Шурыгин махнул трактористам… Моторы взревели. Тросы стали натягиваться. Толпа негромко, с ужасом вздохнула. Учитель вдруг сорвался с места, забежал с той стороны церкви, куда она должна была упасть, стал под стеной.
– Ответишь за убийство! Идиот…
Тракторы остановились.
– Уйди-и! – заревел Шурыгин. И на шее у него вспухли толстые жилы.
– Не смей трогать церковь! Не смей!
Шурыгин подбежал к учителю, схватил его в беремя и понес прочь от церкви. Щуплый учитель вырывался как мог, но руки у Шурыгина крепкие.
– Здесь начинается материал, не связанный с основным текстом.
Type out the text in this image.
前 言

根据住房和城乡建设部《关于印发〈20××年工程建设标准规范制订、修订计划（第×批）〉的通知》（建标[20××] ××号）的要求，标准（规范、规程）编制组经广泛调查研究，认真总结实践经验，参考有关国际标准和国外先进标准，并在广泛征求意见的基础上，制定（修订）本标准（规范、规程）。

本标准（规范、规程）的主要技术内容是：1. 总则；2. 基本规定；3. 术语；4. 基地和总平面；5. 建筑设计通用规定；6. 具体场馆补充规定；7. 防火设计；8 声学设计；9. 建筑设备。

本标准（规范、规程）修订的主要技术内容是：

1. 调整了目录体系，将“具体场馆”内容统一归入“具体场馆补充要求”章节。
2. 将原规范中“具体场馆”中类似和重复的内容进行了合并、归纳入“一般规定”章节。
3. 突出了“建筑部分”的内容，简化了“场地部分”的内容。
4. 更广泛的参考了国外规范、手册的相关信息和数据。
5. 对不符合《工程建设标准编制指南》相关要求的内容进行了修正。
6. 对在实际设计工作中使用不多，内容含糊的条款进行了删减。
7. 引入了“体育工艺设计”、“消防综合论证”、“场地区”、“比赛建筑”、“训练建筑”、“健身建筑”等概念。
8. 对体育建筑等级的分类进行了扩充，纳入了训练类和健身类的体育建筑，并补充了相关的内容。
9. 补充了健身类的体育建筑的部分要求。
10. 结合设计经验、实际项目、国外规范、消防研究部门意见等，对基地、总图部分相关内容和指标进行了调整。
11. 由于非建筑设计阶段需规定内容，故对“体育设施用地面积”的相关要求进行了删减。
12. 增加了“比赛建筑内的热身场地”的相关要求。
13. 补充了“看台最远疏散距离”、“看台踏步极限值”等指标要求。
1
– Давай! – крикнул он трактористам,
– Становитесь все под стену! – кричал учитель всем.– Становитесь!.. Они не посмеют! Я поеду в область, ему запретят!..
– Давай, какого!.. – заорал Шурыгин трактористам.
Трактористы усунулись в кабины, взялись за рычаги.
– Становитесь под стену! Становитесь все!..
Но все не двигались с места. Всех парализовало неистовство Шурыгина. Все молчали. Ждали,
Тросы натянулись, заскрипели, затрещали, зазвенели… Хрустнуло одно бревно, трос, врезавшись в угол, запел балалаечной струной. Странно, что все это было хорошо слышно – ревели же три трактора, напрягая свои железные силы. Дрогнул верх церкви… Стена, противоположная той, на какую сваливали, вдруг разодралась по всей ширине… Страшная, черная в глубине, рваная щель на белой стене пошла раскрываться. Верх церкви с маковкой поклонился, поклонился и ухнул вниз.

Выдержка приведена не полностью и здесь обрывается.